Chattanooga Times Free Press

STATE OF THE GULF Gulf resilient but scarred five years after oil spill

- BY SETH BORENSTEIN AND CAIN BURDEAU

Five years after the BP well explosion, there is no single, conclusive answer to how the Gulf of Mexico is doing, but there are many questions. Here are some of them:

WHAT DO SCIENTISTS SAY?

To assess the health of the Gulf of Mexico, The Associated Press surveyed 26 marine scientists about two dozen aspects of the fragile ecosystem to see how this vital waterway has changed since before the April 2010 spill. On average, the researcher­s graded an 11 percent drop in the overall health of the Gulf.

The surveyed scientists on average said that before the spill, the Gulf was a 73 on a 0 to 100 scale. Now it’s a 65. In the survey, scientists report the biggest drops in rating the current health of oysters, dolphins, sea turtles, marshes and the seafloor.

WHAT HAPPENED TO DOLPHINS?

Common bottlenose dolphins have been dying at a record rate in northern parts of the Gulf of Mexico since the BP spill, according to NOAA and other scientists who have published studies on the figures. From 2002 to 2009, the Gulf averaged 63 dolphin deaths a year. That rose to 125 in the seven months after the spill in 2010 and 335 in all of 2011, averaging more than 200 a year since April 2010.
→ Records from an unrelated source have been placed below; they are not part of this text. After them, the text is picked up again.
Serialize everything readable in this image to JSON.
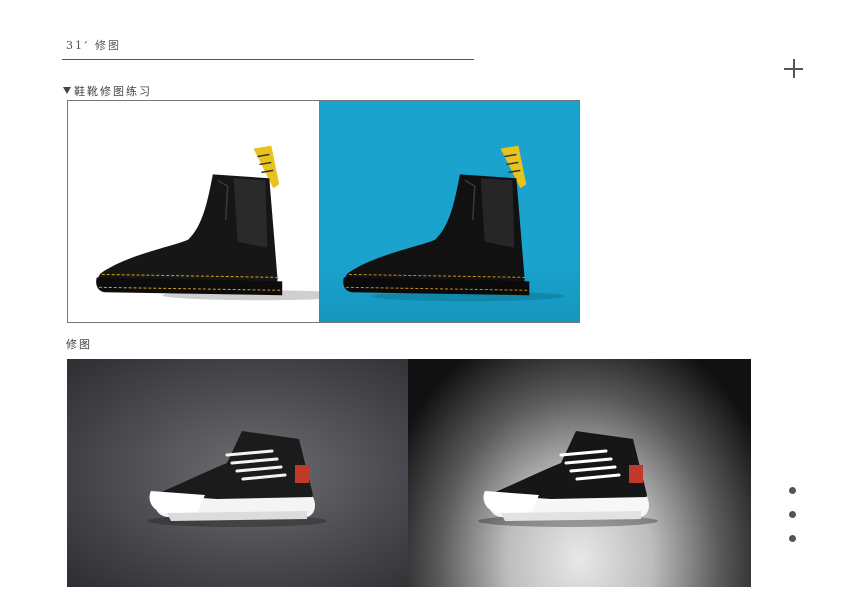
{
  "header": {
    "title": "31’ 修图"
  },
  "section1": {
    "heading": "鞋靴修图练习"
  },
  "section2": {
    "heading": "修图"
  },
  "colors": {
    "accent_blue": "#1aa3cc",
    "line": "#555555"
  },
  "icons": {
    "add": "plus-icon",
    "bullet": "triangle-down-icon"
  },
  "pager": {
    "count": 3
  }
}
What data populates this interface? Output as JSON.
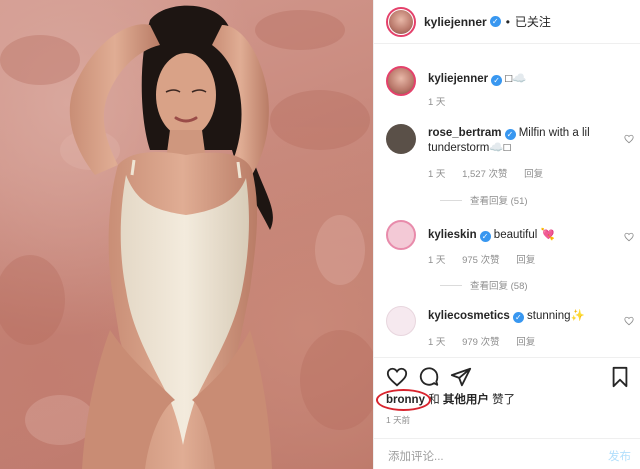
{
  "post": {
    "username": "kyliejenner",
    "follow_status": "已关注",
    "separator": "•",
    "caption_icon": "□☁️",
    "caption_time": "1 天"
  },
  "comments": [
    {
      "username": "rose_bertram",
      "verified": true,
      "text": "Milfin with a lil tunderstorm☁️□",
      "time": "1 天",
      "likes": "1,527 次赞",
      "reply": "回复",
      "view_replies": "查看回复 (51)",
      "avatar_color": "#5a5048"
    },
    {
      "username": "kylieskin",
      "verified": true,
      "text": "beautiful 💘",
      "time": "1 天",
      "likes": "975 次赞",
      "reply": "回复",
      "view_replies": "查看回复 (58)",
      "avatar_color": "#f3c9d6"
    },
    {
      "username": "kyliecosmetics",
      "verified": true,
      "text": "stunning✨",
      "time": "1 天",
      "likes": "979 次赞",
      "reply": "回复",
      "avatar_color": "#f6e9ef"
    }
  ],
  "likes_line": {
    "highlight_user": "bronny",
    "connector": "和",
    "others": "其他用户",
    "suffix": "赞了"
  },
  "post_time": "1 天前",
  "add_comment": {
    "placeholder": "添加评论...",
    "post_button": "发布"
  },
  "icons": [
    "heart-icon",
    "comment-icon",
    "share-icon",
    "bookmark-icon",
    "verified-badge-icon"
  ],
  "colors": {
    "verified": "#3897f0",
    "annotation_circle": "#d8242e",
    "post_button": "#b2dffc"
  }
}
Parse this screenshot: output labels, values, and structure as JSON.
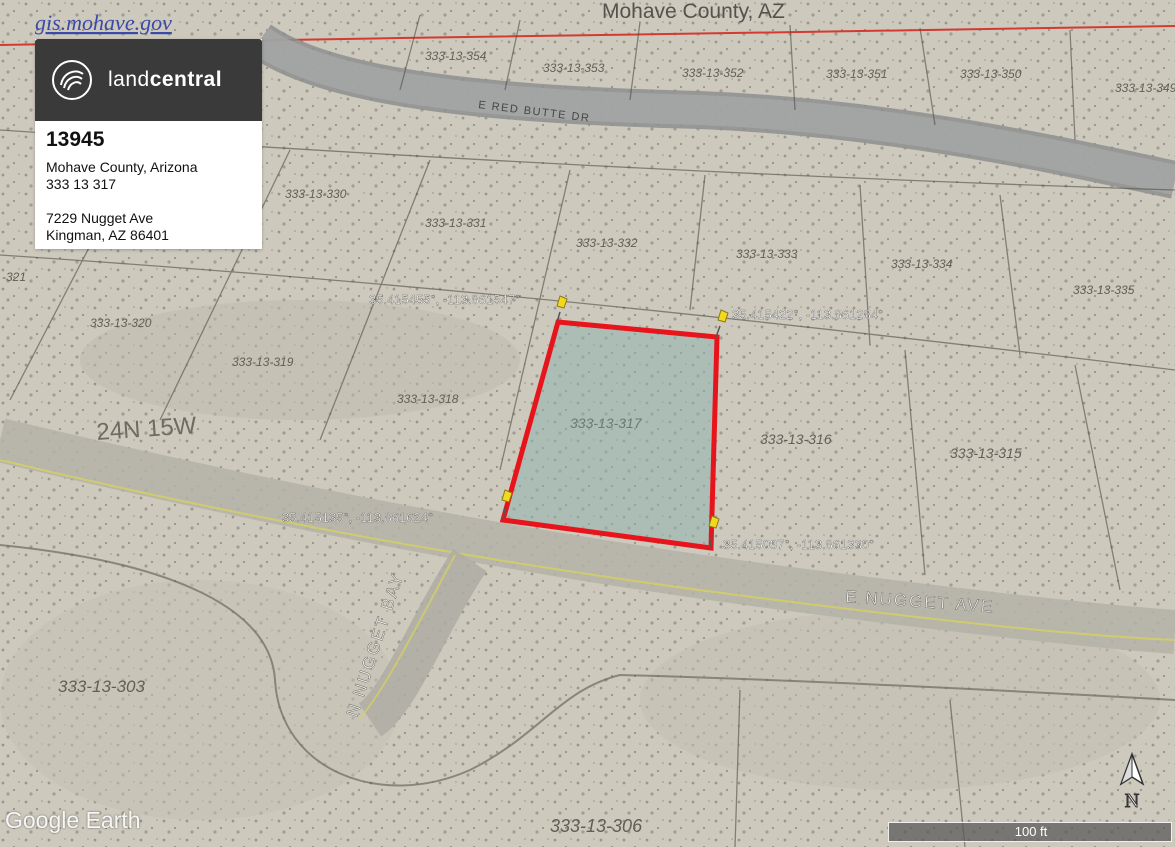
{
  "header": {
    "source_label": "gis.mohave.gov",
    "county_label": "Mohave County, AZ"
  },
  "info_card": {
    "brand": {
      "name_light": "land",
      "name_bold": "central"
    },
    "lot_number": "13945",
    "county_state": "Mohave County, Arizona",
    "parcel_id": "333 13 317",
    "address_line1": "7229 Nugget Ave",
    "address_line2": "Kingman, AZ 86401"
  },
  "map": {
    "streets": {
      "red_butte": "E RED BUTTE DR",
      "nugget_ave": "E NUGGET AVE",
      "nugget_bay": "N NUGGET BAY"
    },
    "township": "24N 15W",
    "parcels": {
      "p354": "333-13-354",
      "p353": "333-13-353",
      "p352": "333-13-352",
      "p351": "333-13-351",
      "p350": "333-13-350",
      "p349": "333-13-349",
      "p330": "333-13-330",
      "p331": "333-13-331",
      "p332": "333-13-332",
      "p333": "333-13-333",
      "p334": "333-13-334",
      "p335": "333-13-335",
      "p321": "-321",
      "p320": "333-13-320",
      "p319": "333-13-319",
      "p318": "333-13-318",
      "p317": "333-13-317",
      "p316": "333-13-316",
      "p315": "333-13-315",
      "p303": "333-13-303",
      "p306": "333-13-306"
    },
    "corners": {
      "nw": "35.415455°, -113.861547°",
      "ne": "35.415422°, -113.861284°",
      "sw": "35.415135°, -113.861624°",
      "se": "35.415097°, -113.861330°"
    },
    "boundary_color": "#e8141c",
    "fill_color": "#8fb3ad",
    "pin_color": "#f2d91e"
  },
  "footer": {
    "watermark_a": "Google",
    "watermark_b": "Earth",
    "scale_label": "100 ft",
    "north_label": "N"
  }
}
That’s the longest and largest dolphin die- off ever recorded in the Gulf. But the number of deaths has started to decline, said Stephanie Venn-Watson, a veterinary epidemiolo­gist at the Marine Mammal Foundation and a lead author of studies on the dolphin mortality.

In its report on the Gulf five years after the spill, BP said necropsies of dolphins and “other informatio­n reveal there is no evidence to conclude that the Deepwater Horizon accident had an adverse impact on bottlenose dolphin population­s.”

WHAT HAPPENED TO TURTLES?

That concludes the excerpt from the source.